Dom Carlo Maria Viganò está de volta ao noticiário e num momento apropriado. Desta vez, ele traz uma advertência não a partir da sua longa experiência como conhecedor do que se passa internamente no Vaticano ou como diplomata, mas com base em uma comunicação mais direta de Deus: o Vaticano tem mentido sobre o terceiro segredo de Fátima[1], e tem mentido desde o reinado do Papa São João XXIII!

O comentário é de Michael Sean Winters, publicado por National Catholic Reporter, 29-04-2020. A tradução é de Isaque Gomes Correa.
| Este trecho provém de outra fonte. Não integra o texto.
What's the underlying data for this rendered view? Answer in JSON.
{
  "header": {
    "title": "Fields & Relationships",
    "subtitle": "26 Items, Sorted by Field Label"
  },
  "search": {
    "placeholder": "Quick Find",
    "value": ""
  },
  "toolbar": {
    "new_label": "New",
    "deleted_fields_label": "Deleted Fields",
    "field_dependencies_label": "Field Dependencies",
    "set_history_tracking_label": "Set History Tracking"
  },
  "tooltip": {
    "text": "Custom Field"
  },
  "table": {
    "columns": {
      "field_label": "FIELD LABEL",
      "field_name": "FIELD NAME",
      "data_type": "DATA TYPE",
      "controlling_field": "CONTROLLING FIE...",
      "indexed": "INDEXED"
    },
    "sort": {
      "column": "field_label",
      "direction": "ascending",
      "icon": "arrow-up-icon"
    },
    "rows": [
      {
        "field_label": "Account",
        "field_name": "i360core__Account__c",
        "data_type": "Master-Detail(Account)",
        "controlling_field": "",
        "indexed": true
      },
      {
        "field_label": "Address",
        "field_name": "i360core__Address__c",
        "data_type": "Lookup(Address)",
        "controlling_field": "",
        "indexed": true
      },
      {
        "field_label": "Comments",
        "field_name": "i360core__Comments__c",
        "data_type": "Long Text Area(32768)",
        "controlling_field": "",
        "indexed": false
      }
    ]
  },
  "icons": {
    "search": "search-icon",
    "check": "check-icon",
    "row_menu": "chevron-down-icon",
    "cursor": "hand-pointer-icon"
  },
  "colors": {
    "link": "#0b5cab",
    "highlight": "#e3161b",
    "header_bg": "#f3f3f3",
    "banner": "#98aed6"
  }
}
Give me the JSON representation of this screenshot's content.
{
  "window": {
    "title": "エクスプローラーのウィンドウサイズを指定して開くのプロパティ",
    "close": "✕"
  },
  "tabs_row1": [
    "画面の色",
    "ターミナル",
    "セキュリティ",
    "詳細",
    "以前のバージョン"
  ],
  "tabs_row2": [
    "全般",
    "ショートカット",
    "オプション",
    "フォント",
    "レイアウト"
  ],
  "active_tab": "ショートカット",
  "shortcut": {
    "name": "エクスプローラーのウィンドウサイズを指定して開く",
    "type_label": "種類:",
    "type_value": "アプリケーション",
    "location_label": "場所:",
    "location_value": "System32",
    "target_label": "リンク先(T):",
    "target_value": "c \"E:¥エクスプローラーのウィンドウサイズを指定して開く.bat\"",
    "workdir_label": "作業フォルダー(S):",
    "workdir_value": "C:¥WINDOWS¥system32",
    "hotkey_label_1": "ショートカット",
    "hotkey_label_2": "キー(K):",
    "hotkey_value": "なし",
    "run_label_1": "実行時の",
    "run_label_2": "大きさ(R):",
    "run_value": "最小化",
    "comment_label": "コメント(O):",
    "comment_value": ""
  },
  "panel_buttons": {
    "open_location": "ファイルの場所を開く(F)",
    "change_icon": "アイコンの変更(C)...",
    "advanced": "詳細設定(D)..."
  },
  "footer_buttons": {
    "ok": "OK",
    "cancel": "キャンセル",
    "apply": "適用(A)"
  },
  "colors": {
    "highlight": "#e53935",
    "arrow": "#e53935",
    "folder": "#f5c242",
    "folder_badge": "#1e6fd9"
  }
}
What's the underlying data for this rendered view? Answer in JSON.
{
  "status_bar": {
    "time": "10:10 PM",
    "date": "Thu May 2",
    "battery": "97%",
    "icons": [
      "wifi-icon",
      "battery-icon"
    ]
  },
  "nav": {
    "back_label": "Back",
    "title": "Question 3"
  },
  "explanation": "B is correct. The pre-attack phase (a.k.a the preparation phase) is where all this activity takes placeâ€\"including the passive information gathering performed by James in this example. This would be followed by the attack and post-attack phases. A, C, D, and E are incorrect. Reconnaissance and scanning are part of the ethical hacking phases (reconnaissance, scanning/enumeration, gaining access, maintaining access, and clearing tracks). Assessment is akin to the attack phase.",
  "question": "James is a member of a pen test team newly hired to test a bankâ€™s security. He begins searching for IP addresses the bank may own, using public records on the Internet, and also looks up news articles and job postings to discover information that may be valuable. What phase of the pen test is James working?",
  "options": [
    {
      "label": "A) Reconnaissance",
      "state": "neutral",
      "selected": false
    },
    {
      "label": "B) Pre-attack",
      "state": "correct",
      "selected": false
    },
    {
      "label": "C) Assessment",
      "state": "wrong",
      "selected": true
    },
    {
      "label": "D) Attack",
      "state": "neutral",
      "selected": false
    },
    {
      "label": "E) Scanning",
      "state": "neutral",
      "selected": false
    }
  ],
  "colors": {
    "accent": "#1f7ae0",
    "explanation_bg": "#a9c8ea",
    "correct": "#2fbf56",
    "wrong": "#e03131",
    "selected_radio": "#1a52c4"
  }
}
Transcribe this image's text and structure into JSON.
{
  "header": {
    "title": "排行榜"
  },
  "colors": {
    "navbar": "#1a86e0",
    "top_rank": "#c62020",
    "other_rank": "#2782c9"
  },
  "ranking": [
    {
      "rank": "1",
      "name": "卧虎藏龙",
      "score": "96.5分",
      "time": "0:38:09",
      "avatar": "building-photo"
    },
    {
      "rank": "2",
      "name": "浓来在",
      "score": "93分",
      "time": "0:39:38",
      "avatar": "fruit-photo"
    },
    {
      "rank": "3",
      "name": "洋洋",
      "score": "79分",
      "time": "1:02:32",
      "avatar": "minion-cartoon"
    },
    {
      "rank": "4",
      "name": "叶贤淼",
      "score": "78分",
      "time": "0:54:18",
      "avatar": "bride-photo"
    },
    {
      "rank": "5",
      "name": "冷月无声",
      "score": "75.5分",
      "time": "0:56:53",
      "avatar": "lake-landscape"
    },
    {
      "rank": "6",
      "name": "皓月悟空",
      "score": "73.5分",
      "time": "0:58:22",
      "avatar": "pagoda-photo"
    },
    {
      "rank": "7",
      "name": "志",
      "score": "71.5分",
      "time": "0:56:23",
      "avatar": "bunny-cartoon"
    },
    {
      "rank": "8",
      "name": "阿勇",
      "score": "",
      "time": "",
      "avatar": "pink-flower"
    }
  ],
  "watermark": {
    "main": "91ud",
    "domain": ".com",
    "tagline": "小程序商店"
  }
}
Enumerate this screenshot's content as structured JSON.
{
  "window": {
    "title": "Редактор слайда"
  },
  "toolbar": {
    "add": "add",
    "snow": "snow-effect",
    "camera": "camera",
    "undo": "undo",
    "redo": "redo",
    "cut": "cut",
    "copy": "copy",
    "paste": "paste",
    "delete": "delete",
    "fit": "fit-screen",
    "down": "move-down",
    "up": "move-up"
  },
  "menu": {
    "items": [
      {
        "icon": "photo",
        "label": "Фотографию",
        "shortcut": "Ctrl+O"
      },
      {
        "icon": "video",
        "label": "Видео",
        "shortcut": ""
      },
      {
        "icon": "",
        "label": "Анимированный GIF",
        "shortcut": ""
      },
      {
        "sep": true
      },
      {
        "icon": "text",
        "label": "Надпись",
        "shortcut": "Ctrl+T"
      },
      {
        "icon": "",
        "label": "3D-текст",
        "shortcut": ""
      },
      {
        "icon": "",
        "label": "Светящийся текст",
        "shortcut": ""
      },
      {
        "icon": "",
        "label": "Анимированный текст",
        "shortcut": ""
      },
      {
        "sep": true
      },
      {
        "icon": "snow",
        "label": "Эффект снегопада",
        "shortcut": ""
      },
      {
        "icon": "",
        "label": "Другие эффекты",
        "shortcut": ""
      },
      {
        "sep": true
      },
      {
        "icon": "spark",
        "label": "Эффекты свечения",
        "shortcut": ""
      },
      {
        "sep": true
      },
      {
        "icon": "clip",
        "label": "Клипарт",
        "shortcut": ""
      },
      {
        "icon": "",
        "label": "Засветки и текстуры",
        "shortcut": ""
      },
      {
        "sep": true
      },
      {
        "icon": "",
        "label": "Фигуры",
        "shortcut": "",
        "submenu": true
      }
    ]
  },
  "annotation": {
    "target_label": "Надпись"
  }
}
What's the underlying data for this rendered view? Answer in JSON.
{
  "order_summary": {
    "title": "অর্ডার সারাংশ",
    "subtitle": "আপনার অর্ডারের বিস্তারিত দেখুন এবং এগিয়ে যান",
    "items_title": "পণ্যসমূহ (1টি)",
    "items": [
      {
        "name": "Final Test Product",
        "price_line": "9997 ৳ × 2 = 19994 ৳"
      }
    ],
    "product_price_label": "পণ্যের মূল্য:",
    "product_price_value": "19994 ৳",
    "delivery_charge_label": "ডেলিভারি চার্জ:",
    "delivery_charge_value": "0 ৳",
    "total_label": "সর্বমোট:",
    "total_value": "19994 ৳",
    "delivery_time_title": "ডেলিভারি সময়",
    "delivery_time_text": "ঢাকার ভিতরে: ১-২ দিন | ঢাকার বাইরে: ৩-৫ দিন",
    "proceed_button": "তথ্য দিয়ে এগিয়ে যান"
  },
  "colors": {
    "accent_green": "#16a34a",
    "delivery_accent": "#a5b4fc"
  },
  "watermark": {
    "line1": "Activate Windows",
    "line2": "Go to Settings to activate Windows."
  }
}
“A terceira parte da mensagem que Nossa Senhora confiou aos pastorinhos de Fátima, para que eles a entregassem ao Santo Padre, permanece em segredo até hoje”, contou Viganò a um sítio eletrônico de Portugal, chamado Dies Irae (o dia da ira). “Nossa Senhora pediu [que a terceira parte fosse] revelada em 1960, mas João XXIII publicou, a 8 de fevereiro daquele ano, um comunicado em que afirmava que a Igreja ‘não quer assumir a responsabilidade de garantir a veracidade das palavras que os três pastorinhos dizem que a Virgem Maria lhes dirigiu’. Com este afastamento da mensagem da Rainha do Céu, deu-se início a uma operação de encobrimento, evidentemente porque o conteúdo da mensagem revelaria a terrível conspiração dos seus inimigos contra a Igreja de Cristo”.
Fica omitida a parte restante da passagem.